Perché succede
Quella frase esce perché è vera, e perché per un secondo ti restituisce il controllo che avevi perso quando lui aveva deciso di fare a modo suo. Il problema è che si appoggia a un’illusione che abbiamo tutti: dopo che una cosa è andata male, sembra che fosse prevedibile. È il senno di poi, uno dei pochi effetti di questo tipo con una replicabilità solida (Fischhoff, 1975). Nella mia pratica vedo il danno vero: non è l’umiliazione del momento, è che la prossima volta non ti racconterà niente prima.
Cosa puoi fare
- Tieni la prima frase sull’emozione. «Mi dispiace, deve essere una delusione.» Qualsiasi cosa tu debba dire dopo, dopo arriva meglio.
- Ricostruite che cosa sapeva allora. Che informazioni aveva, chi gli aveva detto cosa, che cosa gli sembrava sensato. Non per assolverlo: per riportare la decisione alle condizioni in cui è stata presa.
- Nomina la differenza fra prevedere e ipotizzare. Nessuno dei due sapeva come sarebbe finita.
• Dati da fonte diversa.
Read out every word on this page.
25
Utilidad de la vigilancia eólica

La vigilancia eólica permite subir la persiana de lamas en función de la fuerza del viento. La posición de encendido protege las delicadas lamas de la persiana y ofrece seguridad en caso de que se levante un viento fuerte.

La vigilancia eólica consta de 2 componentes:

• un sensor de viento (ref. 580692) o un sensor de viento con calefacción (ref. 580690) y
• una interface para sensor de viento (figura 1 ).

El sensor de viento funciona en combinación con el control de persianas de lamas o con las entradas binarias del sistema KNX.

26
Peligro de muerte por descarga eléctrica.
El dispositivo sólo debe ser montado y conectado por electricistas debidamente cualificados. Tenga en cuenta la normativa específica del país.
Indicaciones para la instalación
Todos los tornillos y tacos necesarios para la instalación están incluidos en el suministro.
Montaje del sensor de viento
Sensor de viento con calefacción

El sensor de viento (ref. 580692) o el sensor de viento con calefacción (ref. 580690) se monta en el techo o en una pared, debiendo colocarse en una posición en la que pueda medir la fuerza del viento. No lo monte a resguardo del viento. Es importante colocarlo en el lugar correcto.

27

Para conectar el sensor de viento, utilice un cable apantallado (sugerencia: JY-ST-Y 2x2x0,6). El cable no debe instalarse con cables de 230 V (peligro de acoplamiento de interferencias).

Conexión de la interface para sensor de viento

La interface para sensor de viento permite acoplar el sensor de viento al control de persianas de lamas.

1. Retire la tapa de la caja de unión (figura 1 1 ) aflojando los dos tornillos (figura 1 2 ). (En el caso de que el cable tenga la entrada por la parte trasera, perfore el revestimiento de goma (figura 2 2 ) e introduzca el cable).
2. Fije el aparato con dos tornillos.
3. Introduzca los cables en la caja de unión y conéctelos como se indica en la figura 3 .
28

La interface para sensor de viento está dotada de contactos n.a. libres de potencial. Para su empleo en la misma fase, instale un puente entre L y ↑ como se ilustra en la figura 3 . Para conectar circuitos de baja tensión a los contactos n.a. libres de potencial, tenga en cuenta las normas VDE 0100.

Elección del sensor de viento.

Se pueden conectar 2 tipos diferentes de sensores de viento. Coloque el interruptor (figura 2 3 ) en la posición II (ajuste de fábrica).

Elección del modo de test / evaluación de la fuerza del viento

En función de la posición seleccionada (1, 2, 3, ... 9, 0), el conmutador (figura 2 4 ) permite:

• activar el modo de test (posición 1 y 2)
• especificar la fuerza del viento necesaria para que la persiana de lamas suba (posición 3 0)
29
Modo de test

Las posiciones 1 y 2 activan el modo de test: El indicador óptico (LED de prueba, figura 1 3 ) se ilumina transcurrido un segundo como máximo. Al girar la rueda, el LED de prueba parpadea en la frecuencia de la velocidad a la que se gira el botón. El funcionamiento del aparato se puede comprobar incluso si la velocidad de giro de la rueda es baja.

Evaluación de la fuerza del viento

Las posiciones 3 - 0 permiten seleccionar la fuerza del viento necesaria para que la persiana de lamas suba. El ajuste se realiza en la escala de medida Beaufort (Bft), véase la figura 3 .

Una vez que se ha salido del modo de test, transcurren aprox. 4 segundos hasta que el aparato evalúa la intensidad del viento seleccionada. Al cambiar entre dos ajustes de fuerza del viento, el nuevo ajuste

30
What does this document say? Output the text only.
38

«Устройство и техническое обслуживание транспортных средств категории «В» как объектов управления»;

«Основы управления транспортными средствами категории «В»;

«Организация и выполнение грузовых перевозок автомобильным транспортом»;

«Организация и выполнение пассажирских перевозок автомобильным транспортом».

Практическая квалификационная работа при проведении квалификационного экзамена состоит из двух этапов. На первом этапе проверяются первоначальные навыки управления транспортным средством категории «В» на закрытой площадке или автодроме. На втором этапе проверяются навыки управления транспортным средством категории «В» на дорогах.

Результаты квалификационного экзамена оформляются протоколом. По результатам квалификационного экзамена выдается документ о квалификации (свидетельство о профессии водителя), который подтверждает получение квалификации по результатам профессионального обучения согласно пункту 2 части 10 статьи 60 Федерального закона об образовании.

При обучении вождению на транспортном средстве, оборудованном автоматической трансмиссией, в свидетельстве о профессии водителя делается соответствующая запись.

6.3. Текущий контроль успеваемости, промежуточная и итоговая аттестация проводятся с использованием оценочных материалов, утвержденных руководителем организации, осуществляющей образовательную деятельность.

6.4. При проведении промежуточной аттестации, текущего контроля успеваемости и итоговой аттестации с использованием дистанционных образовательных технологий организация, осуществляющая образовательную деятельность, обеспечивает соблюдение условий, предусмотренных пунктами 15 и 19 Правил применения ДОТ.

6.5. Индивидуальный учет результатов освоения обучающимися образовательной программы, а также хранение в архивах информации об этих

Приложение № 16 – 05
Tu avevi un’ipotesi migliore, non una previsione.
- Metti in conto quello che non dipendeva da lui. In quasi tutte le storie che ascolto c’è un pezzo di caso, e chi si accusa lo cancella per primo.
- Chiudi sul prossimo passo. «Che segnale ti sarebbe utile riconoscere la prossima volta?» È l’unica domanda che guarda avanti.
Cosa evitare
Non dirlo in versione mascherata: «be’, ne avevamo parlato» è la stessa frase con la giacca. E non raccontare l’episodio a tavola come aneddoto: la seconda volta pesa più della prima.
Quando chiedere aiuto
Il punto non è che se lo rimproveri: è quando smette di essere un episodio. Se «ho sbagliato» diventa «sono uno che sbaglia sempre» e regge anche davanti alle prove contrarie, e se dopo un fallimento in un’area comincia a evitarne altre che non c’entrano niente, la generalizzazione è in corso. Non è un’emergenza, ma non aspettare oltre un paio di mesi.